Met de resultaten van het onderzoek en de praktische aanbevelingen uit de blauwdruk kunnen ziekenhuizen lokaal aan de slag met het implementeren van het doorgebruiken van thuismedicatie. De Nederlandse Vereniging van Ziekenhuisapothekers (NVZA) gaat in het najaar een gerichte inventarisatie doen bij ziekenhuizen over de huidige stand van zaken bij DGTM. Deze meting gaat over de bekendheid met dit project, deelname en eventuele plannen hiervoor. De NVZA heeft mij laten weten begin 2021 met een plan van aanpak te komen met aanvullende handvatten en good practices om verdere implementatie van DGTM mogelijk te maken en deze ook te monitoren.

Farmabuddy

In de palliatieve en terminale fase houden patiënten vaak medicijnen over die ze niet meer gebruiken. Het Farmabuddy project zorgt ervoor dat patiënten in de laatste levensfase vaste aanspreekpunten in hun apotheek hebben: een «buddy». De farmaceutische zorg is hierdoor beter gestructureerd en meer toegespitst op de patiënt en hun mantelzorgers. Een voorbeeld hiervan is dat de «buddy» het gesprek met de patiënt aangaat over diens wensen om bijvoorbeeld medicatie te stoppen. Het vergt tijd en moeite voor de apotheek om buddy’s op te leiden, via het Stimuleringsprogramma Competentieontwikkeling Openbaar apothekers (StiPCo) ontvangen zij daarvoor vanuit het Ministerie van VWS een tegemoetkoming. Verder heb ik de Stuurgroep Nationaal Programma Palliatieve Zorg gevraagd te kijken naar de verdere implementatie van de Farmabuddy. Vanuit zorgprofessionals ontvang ik signalen dat de buddy ook wordt ingezet in andere situaties dan in de laatste levensfase. De Koninklijke Nederlandse Maatschappij ter bevordering der Farmacie (KNMP) werkt aan een richtlijn Consultvoering die handvatten biedt die generiek toepasbaar zijn in de farmaceutische zorg die de apotheek levert aan patiënten. De farmaceutische zorg wordt daardoor toegespitst op de zorgvraag van de patiënt, met verbetering van therapietrouw.
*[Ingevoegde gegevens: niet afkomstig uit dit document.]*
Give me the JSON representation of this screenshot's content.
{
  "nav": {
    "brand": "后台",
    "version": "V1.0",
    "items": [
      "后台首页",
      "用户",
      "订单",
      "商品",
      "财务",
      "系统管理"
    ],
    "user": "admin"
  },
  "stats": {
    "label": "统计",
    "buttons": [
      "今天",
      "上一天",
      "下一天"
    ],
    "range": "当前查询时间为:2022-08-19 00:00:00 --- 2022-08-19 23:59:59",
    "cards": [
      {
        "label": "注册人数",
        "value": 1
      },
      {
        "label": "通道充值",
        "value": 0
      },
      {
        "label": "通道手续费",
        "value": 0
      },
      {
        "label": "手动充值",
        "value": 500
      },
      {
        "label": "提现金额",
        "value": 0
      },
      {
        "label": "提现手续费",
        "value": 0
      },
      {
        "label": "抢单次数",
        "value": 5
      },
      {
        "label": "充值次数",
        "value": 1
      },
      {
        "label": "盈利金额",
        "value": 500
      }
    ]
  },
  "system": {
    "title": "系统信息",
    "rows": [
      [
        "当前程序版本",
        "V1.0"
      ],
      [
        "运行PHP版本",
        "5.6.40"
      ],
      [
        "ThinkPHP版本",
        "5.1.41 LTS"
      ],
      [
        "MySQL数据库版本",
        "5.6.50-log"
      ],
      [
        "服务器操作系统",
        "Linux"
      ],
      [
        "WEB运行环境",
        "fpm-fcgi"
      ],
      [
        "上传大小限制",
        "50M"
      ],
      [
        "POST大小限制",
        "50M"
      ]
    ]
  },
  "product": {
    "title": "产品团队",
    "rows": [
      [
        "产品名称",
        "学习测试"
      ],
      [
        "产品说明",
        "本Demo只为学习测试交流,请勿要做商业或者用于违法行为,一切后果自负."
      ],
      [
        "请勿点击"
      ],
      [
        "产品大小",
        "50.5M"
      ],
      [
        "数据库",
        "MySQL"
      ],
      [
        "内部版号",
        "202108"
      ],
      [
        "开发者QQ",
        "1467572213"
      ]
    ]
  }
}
Ik realiseer me terdege dat bovenstaande initiatieven een investering vergen van de betrokken zorgverleners: in tijd en in geld. Ik vind het belangrijk dat bij ieder initiatief in het oog wordt gehouden wat het daadwerkelijk oplevert. Goede initiatieven moeten immers niet meer geld en moeite kosten dan ze opleveren. Ik signaleer daarnaast dat het aanleggen van een ijzeren voorraad het risico van verspilling van geneesmiddelen kan vergroten. Daarom vraag ik van ketenpartijen om ook afspraken te maken over de eisen die men in de handelsketen stelt aan houdbaarheidsdata. Te strenge afspraken verhogen het risico op spillage. Ik vind een zeker risico acceptabel, gezien het grote belang van voorraadopbouw voor de continuïteit van de farmaceutische zorg.

Nieuwe initiatieven die verspilling helpen voorkomen

Naast het Programma «Verspilling in de zorg» is het veld voortvarend aan de slag gegaan met initiatieven die verspilling helpen voorkomen. Sommige van deze initiatieven zijn nog in ontwikkeling of hebben een pilot- of onderzoekstatus. Niettemin zijn ze interessant om te benoemen en te volgen, in de verwachting dat zij in de toekomst kunnen helpen bij het voorkomen van verspilling van geneesmiddelen. Ik vind het mooi om te zien dat bij initiatieven ook aandacht is voor milieu en het circulair maken van de gehele medicijnketen: van ontwikkeling van een medicijn tot verstrekking aan de patiënt.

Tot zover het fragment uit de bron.